Date: Saturday, January 14, 2012
Time: 2:50 PM
Room: Royal Palm Salon 1-2
Nader Deeb , Genus plc, Hendersonville, TN
Matthew Cleveland , Genus plc, Hendersonville, TN
Selma Forni , Genus plc, Hendersonville, TN
Yes!  High density (HD) SNP panels have revolutionized the field of animal breeding. The technology has moved beyond a “proof of concept” stage to where genomic selection can be implemented in breeding programs to improve the accuracy of the estimated breeding values (pigs), reduce generation interval (cattle) and advance genetic progress. The “first generation” of genomic selection using trait-specific marker panels was implemented by PIC in 2010 with 39-58% increases in accuracy for lowly heritable and hard to measure traits.
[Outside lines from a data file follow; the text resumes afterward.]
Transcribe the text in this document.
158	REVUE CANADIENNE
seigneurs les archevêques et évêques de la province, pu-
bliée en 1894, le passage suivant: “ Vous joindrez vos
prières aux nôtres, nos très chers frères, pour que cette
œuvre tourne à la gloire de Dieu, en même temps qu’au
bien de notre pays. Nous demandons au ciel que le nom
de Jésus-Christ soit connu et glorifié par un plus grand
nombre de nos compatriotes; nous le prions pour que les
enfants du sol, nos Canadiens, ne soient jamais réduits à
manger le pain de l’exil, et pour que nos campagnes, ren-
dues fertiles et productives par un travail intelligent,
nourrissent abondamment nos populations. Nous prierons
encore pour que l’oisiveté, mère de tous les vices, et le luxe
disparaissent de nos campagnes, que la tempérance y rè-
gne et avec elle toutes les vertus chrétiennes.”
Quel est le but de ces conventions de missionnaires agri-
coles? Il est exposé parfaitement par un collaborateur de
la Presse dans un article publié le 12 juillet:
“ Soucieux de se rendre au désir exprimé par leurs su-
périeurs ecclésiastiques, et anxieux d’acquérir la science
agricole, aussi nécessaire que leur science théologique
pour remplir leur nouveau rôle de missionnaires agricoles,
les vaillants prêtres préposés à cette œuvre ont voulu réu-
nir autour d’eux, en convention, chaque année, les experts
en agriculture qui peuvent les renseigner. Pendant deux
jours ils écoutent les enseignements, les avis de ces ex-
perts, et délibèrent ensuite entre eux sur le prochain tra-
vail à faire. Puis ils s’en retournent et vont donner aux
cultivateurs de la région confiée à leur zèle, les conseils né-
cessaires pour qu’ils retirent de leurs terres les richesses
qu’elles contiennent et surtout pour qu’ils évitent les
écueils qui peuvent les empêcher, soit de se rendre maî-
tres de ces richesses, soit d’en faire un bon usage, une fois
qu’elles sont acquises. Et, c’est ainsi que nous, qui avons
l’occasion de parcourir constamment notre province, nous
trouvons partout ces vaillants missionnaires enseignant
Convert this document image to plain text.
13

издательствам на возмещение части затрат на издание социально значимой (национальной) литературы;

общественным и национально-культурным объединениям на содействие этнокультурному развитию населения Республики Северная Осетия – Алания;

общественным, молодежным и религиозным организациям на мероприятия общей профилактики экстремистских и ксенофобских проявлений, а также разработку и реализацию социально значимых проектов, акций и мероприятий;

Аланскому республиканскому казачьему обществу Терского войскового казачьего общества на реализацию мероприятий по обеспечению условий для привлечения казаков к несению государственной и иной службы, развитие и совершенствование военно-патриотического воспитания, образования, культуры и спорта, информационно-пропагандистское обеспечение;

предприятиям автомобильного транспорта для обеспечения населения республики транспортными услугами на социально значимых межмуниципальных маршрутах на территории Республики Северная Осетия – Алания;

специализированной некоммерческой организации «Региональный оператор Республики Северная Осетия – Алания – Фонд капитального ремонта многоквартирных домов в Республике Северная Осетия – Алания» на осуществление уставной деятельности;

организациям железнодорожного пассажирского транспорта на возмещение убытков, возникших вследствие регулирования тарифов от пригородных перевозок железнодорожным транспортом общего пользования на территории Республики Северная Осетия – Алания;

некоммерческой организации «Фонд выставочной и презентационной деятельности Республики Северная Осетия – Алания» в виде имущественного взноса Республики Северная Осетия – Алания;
This approach requires a large “training” data set with high quality phenotypes to estimate marker effects. Small panels continue to be an attractive option for phenotypes not available in a commercial setting (e.g., disease). The “second generation” of genomic selection no longer requires estimating individual marker effects. Using SNP genotypes we can predict with greater accuracy the fraction of the genome that is identical by decent - increasing the accuracy of relationships between individuals. Genus/PIC has HD genotyped >15k genetic nucleus animals and will HD genotype an additional 10k individuals by the end of the year for implementation of multivariate single step genomic evaluation. Imputation further allows a significant reduction in overall program cost of genotyping. This new technology provides an affordable alternative to HD genotyping of selection candidates required to differentiate between litter-mates. Genome sequencing shows promise to be the “third generation” of genomic selection, where breeding values could be estimated from actual or imputed individual sequence data.